Superb analysis Susan!

Susan DeFreitas

Thanks, Janet! <3

Amy L Bernstein

Great advice, Susan. Beginnings are notoriously difficult. It helps to have these guidelines.

Donn King

Great insight in this piece on what “as possible” means in “as soon as possible.” Getting to the inciting incident the right way still pulls readers in, and this gives some useful concrete ways to do that.

Dave Long

Back-story generally kills a story. 30 pages of back-story anywhere in a book is not a good idea. Starting a book with 30 pages of back-story is a terrible idea.

Susan DeFreitas

I agree! 30 pages of backstory is a terrible idea–even 3 pages of it would be too much. That’s not what I’m talking about here. What I’m talking about here is starting with external action that allows you to slot in little bits of backstory here and there–the key bits that will draw the reader into the story. Showing, not telling, you could say; or rather, showing a lot, so you can tell a little, in a way that makes all the difference.

Jess

Yes! Not sure why the chap went on about 30 pages of backstory – never got any such message from your fantastic post, Susan. But some backstory should be hinted at in the opening – something that shows us where our protagonist is starting from in his character arc, and what his internal struggle might be going to be. No? Least of all, that is what I try to sprinkle in once or twice in the first page or two. And that internal struggle is borne of backstory, so the internal struggle gives us a peek at the possible backstory. It certainly doesn’t smack us over the head with it!
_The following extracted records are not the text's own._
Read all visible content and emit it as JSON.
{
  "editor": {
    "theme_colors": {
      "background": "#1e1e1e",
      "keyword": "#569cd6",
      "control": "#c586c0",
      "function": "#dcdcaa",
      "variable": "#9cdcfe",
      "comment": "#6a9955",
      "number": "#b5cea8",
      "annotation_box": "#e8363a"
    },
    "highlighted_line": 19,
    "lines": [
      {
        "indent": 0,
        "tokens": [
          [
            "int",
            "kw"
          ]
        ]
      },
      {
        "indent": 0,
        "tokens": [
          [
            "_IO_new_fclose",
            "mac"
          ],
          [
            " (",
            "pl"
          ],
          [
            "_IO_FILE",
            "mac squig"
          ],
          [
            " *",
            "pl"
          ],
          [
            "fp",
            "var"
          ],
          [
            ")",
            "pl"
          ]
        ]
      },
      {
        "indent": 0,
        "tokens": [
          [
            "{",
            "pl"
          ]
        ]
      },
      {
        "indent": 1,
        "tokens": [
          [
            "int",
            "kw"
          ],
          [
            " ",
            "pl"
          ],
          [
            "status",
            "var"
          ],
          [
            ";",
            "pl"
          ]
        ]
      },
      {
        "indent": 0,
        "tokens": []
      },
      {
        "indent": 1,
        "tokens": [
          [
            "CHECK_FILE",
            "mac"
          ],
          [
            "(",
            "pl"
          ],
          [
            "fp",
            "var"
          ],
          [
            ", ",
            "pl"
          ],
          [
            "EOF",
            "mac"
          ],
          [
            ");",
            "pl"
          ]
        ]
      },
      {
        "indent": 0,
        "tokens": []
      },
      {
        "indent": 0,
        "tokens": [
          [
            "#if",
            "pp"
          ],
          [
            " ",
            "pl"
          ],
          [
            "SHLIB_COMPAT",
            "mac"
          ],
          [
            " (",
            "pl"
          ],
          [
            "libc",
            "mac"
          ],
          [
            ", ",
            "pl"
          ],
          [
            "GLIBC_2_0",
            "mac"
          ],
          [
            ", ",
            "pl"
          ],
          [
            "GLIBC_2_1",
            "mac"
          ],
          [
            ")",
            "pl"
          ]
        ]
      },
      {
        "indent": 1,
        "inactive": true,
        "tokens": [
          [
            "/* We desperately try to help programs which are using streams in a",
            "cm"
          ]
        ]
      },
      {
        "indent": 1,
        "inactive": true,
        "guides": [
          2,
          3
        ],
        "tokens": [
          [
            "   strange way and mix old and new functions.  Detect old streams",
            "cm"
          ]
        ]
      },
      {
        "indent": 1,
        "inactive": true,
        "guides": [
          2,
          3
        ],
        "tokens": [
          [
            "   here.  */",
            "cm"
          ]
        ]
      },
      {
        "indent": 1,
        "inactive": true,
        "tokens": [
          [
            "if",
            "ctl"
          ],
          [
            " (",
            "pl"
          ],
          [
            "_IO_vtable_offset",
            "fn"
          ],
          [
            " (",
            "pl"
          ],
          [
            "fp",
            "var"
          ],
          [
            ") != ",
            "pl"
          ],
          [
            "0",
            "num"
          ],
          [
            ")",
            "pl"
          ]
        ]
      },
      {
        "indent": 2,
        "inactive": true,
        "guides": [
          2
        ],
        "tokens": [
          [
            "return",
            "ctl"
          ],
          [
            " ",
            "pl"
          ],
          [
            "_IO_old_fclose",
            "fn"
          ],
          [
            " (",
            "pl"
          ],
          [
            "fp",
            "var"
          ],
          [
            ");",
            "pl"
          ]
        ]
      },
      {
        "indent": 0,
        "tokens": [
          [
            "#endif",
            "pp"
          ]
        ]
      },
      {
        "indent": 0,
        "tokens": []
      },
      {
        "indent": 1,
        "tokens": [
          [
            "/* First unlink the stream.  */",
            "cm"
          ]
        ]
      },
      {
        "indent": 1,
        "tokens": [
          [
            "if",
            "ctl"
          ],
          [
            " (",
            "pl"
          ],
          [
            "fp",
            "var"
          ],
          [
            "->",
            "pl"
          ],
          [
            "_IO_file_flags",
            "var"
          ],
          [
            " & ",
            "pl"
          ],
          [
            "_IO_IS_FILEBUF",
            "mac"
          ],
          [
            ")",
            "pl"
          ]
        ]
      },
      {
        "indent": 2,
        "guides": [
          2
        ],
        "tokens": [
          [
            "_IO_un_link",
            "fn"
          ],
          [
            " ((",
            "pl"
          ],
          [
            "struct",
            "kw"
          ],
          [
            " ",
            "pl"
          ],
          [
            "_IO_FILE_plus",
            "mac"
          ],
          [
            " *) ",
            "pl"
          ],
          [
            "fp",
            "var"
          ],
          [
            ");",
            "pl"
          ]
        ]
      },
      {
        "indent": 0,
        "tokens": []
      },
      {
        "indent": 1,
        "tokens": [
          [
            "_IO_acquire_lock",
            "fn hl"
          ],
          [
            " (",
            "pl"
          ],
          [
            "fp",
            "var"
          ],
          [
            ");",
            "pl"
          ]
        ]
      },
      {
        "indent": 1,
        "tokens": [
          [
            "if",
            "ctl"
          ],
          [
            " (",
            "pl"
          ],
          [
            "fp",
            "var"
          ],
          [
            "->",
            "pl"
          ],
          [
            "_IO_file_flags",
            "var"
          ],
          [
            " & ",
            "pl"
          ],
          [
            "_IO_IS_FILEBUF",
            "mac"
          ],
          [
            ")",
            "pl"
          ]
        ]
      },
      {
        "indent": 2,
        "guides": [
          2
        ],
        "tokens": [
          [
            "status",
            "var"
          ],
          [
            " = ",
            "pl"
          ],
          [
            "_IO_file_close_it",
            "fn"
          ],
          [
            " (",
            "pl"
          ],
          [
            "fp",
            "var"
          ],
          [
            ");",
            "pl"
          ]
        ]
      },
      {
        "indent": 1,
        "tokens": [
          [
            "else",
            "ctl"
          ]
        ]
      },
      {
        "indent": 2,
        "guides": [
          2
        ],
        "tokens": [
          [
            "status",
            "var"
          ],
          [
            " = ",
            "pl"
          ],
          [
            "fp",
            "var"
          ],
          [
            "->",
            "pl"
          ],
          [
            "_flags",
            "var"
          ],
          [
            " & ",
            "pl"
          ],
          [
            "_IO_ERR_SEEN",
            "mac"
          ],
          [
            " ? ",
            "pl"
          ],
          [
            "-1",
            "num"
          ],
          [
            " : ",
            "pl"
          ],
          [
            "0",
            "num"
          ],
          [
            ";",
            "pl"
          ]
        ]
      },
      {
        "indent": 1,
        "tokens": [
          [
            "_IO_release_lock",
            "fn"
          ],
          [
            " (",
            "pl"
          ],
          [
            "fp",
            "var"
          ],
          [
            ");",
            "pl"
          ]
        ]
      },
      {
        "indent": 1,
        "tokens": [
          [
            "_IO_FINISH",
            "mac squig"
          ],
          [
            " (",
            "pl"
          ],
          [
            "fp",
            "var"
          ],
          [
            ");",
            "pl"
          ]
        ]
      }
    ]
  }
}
Last edited 7 months ago by Jess
Tiffany Yates Martin

Terrific, clear, helpful post, Susan. Sharing!

Susan DeFreitas

Thanks for these kind words, Tiffany!

Sam

I think you capture the tension between starting point, inciting incident, and the narrative distance between the two, while considering the burden of expositional load really well. There’s a complex dance going on here so your reader hits that inciting incident perfectly. Lots to digest and process – this is a really insightful piece!